Abstract
Context: The Ontario government recently implemented Ontario Health Teams (OHTs), which are nongeographic patient-provider networks. Each Ontario resident is attributed by the government to an OHT based on care-seeking patterns. Our research team has produced data on patterns of primary care attachment by OHTs, providing key information about each OHT’s attributed population and serving as an important resource for applied health services researchers, health care administrators and health policy decision makers. A key gap, and one of the most frequently cited needs from policy makers and service providers, is to provide this same data at a more granular geographical level, facilitating an understanding of attachment patterns at the neighbourhood or local community level.
Objective: Using Ontario data on primary care attachment, map community level patterns of attachment and identify key differences in attachment across communities.
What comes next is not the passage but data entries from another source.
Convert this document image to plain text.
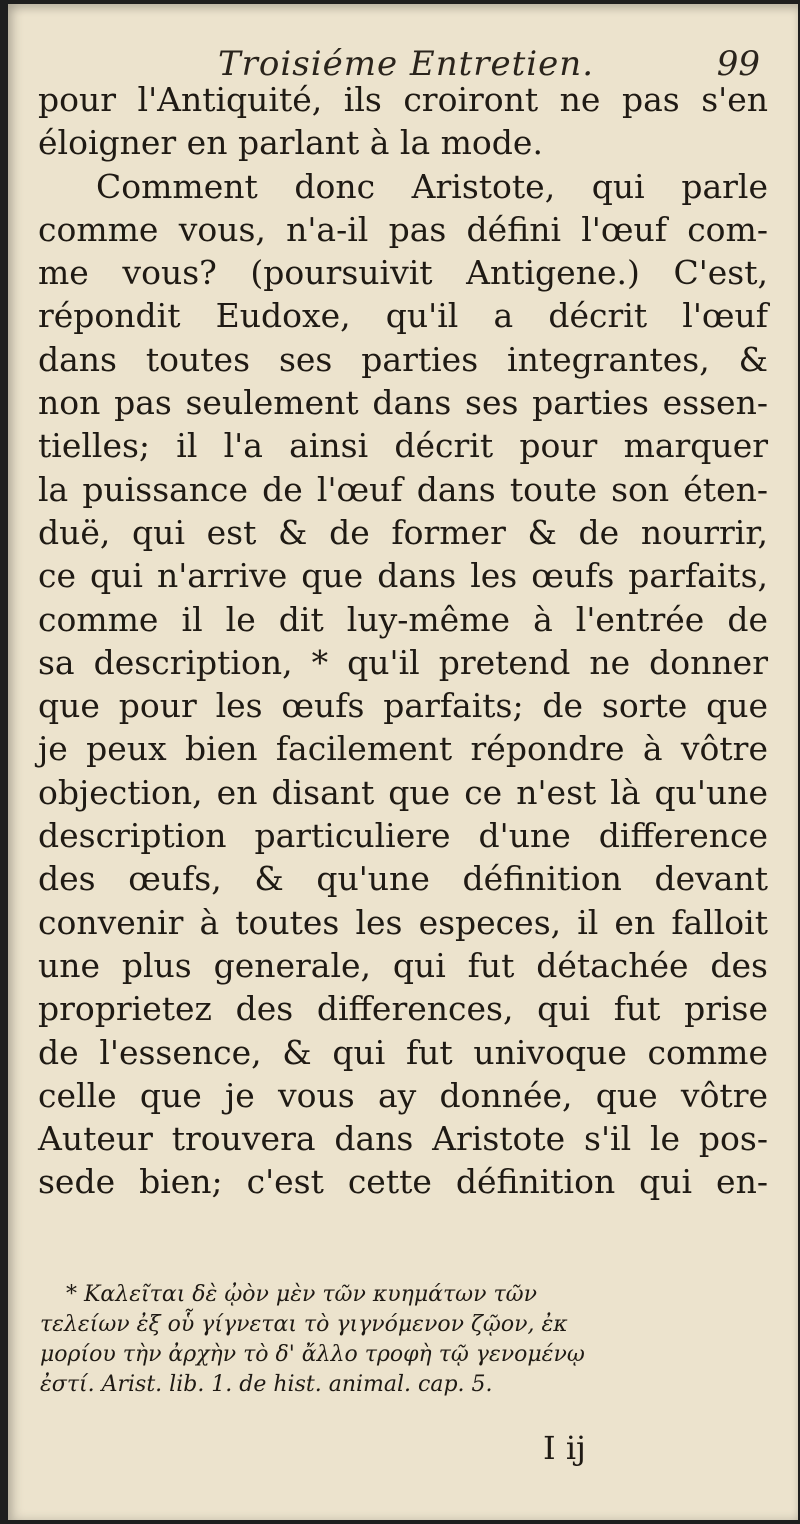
Troisiéme Entretien.	99
pour l'Antiquité, ils croiront ne pas s'en
éloigner en parlant à la mode.
Comment donc Aristote, qui parle
comme vous, n'a-il pas défini l'œuf com-
me vous? (poursuivit Antigene.) C'est,
répondit Eudoxe, qu'il a décrit l'œuf
dans toutes ses parties integrantes, &
non pas seulement dans ses parties essen-
tielles; il l'a ainsi décrit pour marquer
la puissance de l'œuf dans toute son éten-
duë, qui est & de former & de nourrir,
ce qui n'arrive que dans les œufs parfaits,
comme il le dit luy-même à l'entrée de
sa description, * qu'il pretend ne donner
que pour les œufs parfaits; de sorte que
je peux bien facilement répondre à vôtre
objection, en disant que ce n'est là qu'une
description particuliere d'une difference
des œufs, & qu'une définition devant
convenir à toutes les especes, il en falloit
une plus generale, qui fut détachée des
proprietez des differences, qui fut prise
de l'essence, & qui fut univoque comme
celle que je vous ay donnée, que vôtre
Auteur trouvera dans Aristote s'il le pos-
sede bien; c'est cette définition qui en-
* Καλεῖται δὲ ᾠὸν μὲν τῶν κυημάτων τῶν
τελείων ἐξ οὗ γίγνεται τὸ γιγνόμενον ζῷον, ἐκ
μορίου τὴν ἀρχὴν τὸ δ' ἄλλο τροφὴ τῷ γενομένῳ
ἐστί. Arist. lib. 1. de hist. animal. cap. 5.
I ij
Study Design and Analysis: Cross-sectional study using linked health administrative data in conjunction with measures of attachment to a primary care provider. Attachment data and maps are provided for 526 Ontario forward sortation areas (FSAs), which are geographical units based on the first three digits of a Canadian postal code. Additional health utilization data and rank order of regions most poorly served by primary care are provided.
Datasets: Linked population-based health administrative datasets in Ontario, Canada.
Population Studied: All 14.9 million residents of Ontario, Canada meeting study inclusion criteria (e.g., alive, and contact with health care system within 7 years) as of March 31, 2022.
Outcome Measures: Patient attachment to primary care. Residents were classified as attached if they use any community health centre (salary- and interdisciplinary team–based model), were enrolled in a primary care program (team–based, blended fee-for-service, blended capitation, or other model) or visited a primary care physician who did not have low continuity (suggesting a walk-in practice). All others were considered uncertainly attached.
Results: There was a major variation across the province in those patients who did not have regular access to primary care. In Southern Ontario, large urban centers had higher proportions of uncertainly attached residents.
Conclusions: These results help to inform policy makers on where to focus funding and resources to target communities that are under-served in primary care.
- © 2023 Annals of Family Medicine, Inc.